Shining a Light on Dark Data
Hoarding data has been the standard practice for most businesses for years. Whether it’s customer data, email, survey data, presentations, reports, zip files, log files, call recordings, employee information, old versions of documents, account information—companies have stockpiled vast amounts of information. Gartner defines this as dark data—“the information that organizations collect, process and store during regular business activities, but generally fail to use for other purposes.”
Worse, organizations typically don’t even know that the data exists. “It’s data that has two problems: First, the fact that we don’t know about it, so we’re not leveraging it. And the second is that it becomes a security problem because you cannot properly manage it and protect it if you don’t know you have it,” says Amit Ashbel, head of marketing for Cognigo, which provides AI-driven, human-free data protection, governance and compliance.
Dark data is difficult to locate. It can be scattered across databases, computers, cloud services, file servers, applications, external drives—basically, any place that stores data. Ashbel points to a Forrester survey which found that 62% of data security professionals in North America said they had no idea where their most sensitive unstructured data resides. Further, Gartner predicts that, through 2021, more than 80% of organizations will fail to develop a consolidated data security policy across silos, leading to potential noncompliance, security breaches and financial liabilities.
“No one has continuous control and governance of this data, which might contain information that is very personal,” Ashbel says. “If you hold that data, you have the responsibility to protect that data.

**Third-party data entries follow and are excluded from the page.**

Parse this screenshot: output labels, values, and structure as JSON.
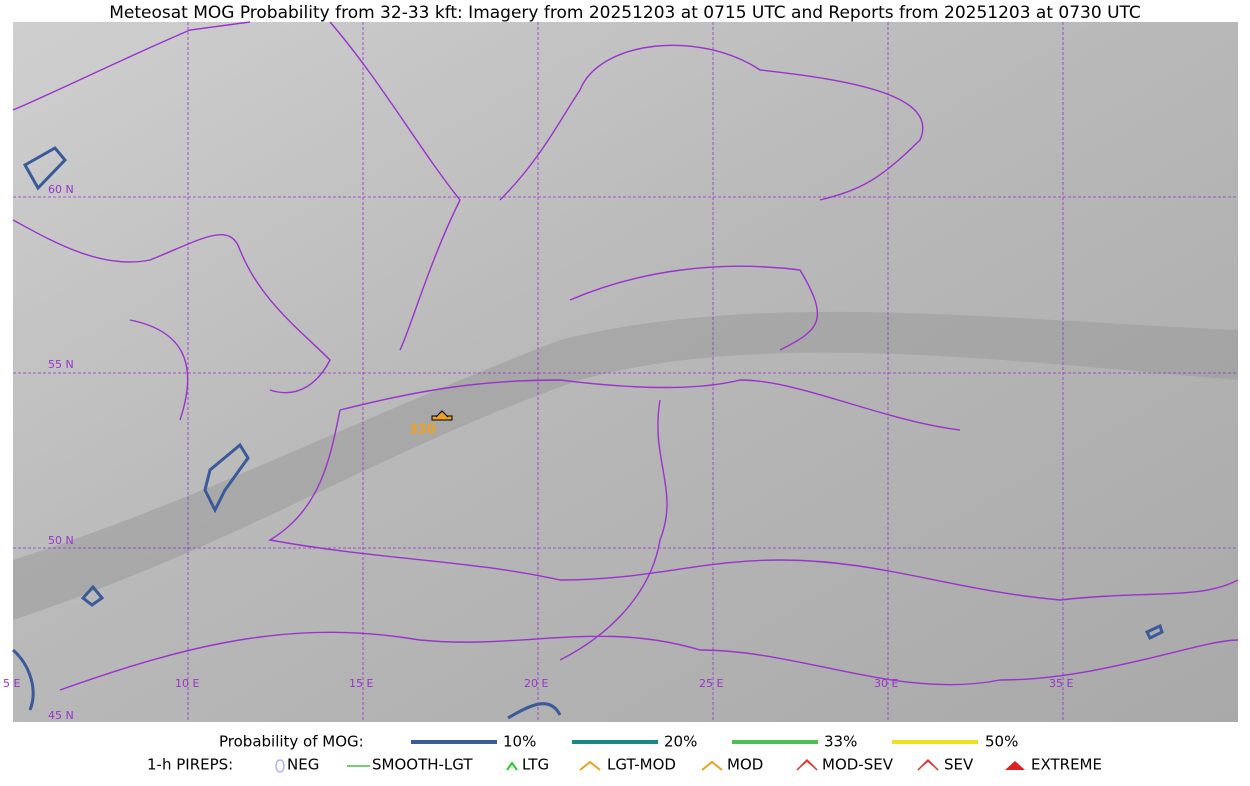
{
  "title": "Meteosat MOG Probability from 32-33 kft: Imagery from 20251203 at 0715 UTC and Reports from 20251203 at 0730 UTC",
  "grid_labels": {
    "lat": [
      "60 N",
      "55 N",
      "50 N",
      "45 N"
    ],
    "lon": [
      "5 E",
      "10 E",
      "15 E",
      "20 E",
      "25 E",
      "30 E",
      "35 E"
    ]
  },
  "reports": [
    {
      "label": "330"
    }
  ],
  "legend": {
    "title": "Probability of MOG:",
    "items": [
      "10%",
      "20%",
      "33%",
      "50%"
    ]
  },
  "pireps": {
    "title": "1-h PIREPS:",
    "items": [
      "NEG",
      "SMOOTH-LGT",
      "LTG",
      "LGT-MOD",
      "MOD",
      "MOD-SEV",
      "SEV",
      "EXTREME"
    ]
  }
}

Regulations like the General Data Protection Regulation (GDPR) and California Consumer Privacy Act (CCPA) are telling organizations that it’s no longer legal to have dark data; it’s no longer legal not to know.”
Widely publicized data breaches have heightened consumer awareness about what companies are doing to protect their data. Consumers can now request that businesses provide them with their personal data report, and the GPDR requires companies to do so (the CCPA goes into effect on January 1, 2020, also providing consumers with the right to access personal data, among other things).
“The regulations have created a dramatic shift in why dark data has become so important. As a consumer, you might want to see that your information is being used responsibly,” says Ashbel. “If the company has taken a serious approach to the regulations, they’ll respond to your request. If they don’t respond, you should probably be considering whether they’re managing your data responsibly.”